Doctorate Inspector Henry Mathias scowled, watching the red lettering over white background as though it were about to pounce on him. "Transpose? What's that supposed to mean?" He jolted his gaze to Suit, catching the attemptedly-hidden notion of leaving the case as is. "And I thought you said this wasn't about Ms Warner's death!"

Suit sighed and drummed the desk rapidly. "As I said before, Dr., this is not about Ms Warner--starting in three days time, you will pick up where Dr. Mathias had left off."

Henry hesitantly reached forward to peel open the new manila folder. Inside a photo of himself had been paper-clipped to a pile of sanctioned papers about his job, residence, and close family ties. To say it was invasive would have understated the issue entirely.

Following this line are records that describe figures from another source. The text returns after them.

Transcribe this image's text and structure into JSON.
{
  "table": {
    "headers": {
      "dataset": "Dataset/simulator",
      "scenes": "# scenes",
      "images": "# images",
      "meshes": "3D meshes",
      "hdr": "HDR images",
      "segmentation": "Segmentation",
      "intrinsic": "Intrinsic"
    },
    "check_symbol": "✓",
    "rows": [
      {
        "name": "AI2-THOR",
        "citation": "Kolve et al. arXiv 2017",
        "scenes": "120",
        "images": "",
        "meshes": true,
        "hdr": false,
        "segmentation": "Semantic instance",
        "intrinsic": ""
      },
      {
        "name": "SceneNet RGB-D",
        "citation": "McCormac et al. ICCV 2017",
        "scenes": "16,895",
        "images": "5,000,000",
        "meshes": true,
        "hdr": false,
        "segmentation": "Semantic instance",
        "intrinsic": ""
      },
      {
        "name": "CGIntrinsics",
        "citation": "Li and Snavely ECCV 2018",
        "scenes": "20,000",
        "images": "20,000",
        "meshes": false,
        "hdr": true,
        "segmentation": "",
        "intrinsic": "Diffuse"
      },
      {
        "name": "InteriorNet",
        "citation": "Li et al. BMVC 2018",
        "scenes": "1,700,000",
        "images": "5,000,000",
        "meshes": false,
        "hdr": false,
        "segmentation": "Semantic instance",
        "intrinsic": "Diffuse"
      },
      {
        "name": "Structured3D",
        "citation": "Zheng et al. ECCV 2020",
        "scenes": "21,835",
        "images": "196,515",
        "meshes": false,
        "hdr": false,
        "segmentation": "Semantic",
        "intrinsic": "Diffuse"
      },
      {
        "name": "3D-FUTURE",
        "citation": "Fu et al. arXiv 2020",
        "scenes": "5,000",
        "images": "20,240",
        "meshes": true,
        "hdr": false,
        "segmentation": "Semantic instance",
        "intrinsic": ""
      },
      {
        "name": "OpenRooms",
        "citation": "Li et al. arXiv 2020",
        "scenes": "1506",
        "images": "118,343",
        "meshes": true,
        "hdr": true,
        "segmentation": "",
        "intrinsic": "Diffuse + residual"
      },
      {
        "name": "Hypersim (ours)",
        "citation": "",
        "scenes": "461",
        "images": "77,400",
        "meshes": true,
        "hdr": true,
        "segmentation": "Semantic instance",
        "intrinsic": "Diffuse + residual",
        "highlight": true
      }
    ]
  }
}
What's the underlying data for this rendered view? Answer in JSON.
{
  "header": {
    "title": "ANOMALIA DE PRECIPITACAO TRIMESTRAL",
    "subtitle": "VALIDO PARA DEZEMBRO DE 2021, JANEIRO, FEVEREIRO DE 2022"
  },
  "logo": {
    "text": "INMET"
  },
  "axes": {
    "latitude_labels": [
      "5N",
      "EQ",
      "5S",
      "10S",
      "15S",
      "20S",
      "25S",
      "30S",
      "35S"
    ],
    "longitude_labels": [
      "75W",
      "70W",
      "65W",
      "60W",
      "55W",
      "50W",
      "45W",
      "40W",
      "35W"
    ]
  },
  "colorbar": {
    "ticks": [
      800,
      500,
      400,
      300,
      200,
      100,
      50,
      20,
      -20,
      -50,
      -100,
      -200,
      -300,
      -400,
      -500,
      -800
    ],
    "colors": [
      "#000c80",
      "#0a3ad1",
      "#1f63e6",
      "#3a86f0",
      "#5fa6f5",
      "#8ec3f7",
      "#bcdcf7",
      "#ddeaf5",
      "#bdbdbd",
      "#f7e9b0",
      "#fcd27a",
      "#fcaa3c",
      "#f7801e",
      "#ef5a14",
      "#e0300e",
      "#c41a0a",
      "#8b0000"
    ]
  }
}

Yet all-the-while Henry had yet to find any particular evidence as to why he had been deemed to replace another... then he found it.

Three pages in, Dr. Henry Mathias found another photo of himself... except that it wasn't. The image showed another man with remarkable similarities to Henry, standing in a cabana somewhere tropical.

Even further, Henry had never been anywhere tropical having grown up with a preference to the colder weather over warmer. Every vacation he had gone on had been to Russia, or Ireland, or Norway in winter... always north, more or less, but never south.

"Pick up... you want me to live this other Dr.'s life?" He rubbed his chin abrasively. "How the bloody hell does that work?"

Like pistol fire, Suit shot with an exhausted sigh "well, for one: you are him and he is you."

But that made no sense. How could one man be two when he had never been diagnosed with any sort of mental illness such as the likes of schizophrenia? Only one possibility could be meant by this, yet that same notion had been debunked earlier on. "...I thought you said this wasn't a threat?"

Suit smiled and stood. "I can assure you, Dr., it is not a threat." He reached around and stood by the door, where he called for the other man to return. When the suited man turned back to Dr. Mathias, he looked more calm than before, though it hadn't seemed possible previously. "In a way, you were created for this very occasion, much like Ms Warner was before her own untimely end."

Henry gaped. "So it is about Ms Warner."

As Henry went to stand he found Suit's hand on his shoulder, holding him down with more force than he thought Suit had. They locked eyes and Suit's expression went dark. "Don't try to understand, Dr., for there are far greater consequences than you can possibly guess." He shook his head dejectedly, "one slight misstep...."

And Doctorate Inspector Henry Mathias nodded. He'd caught the threat: one too many questions and the next Dr. Mathias to die would be himself.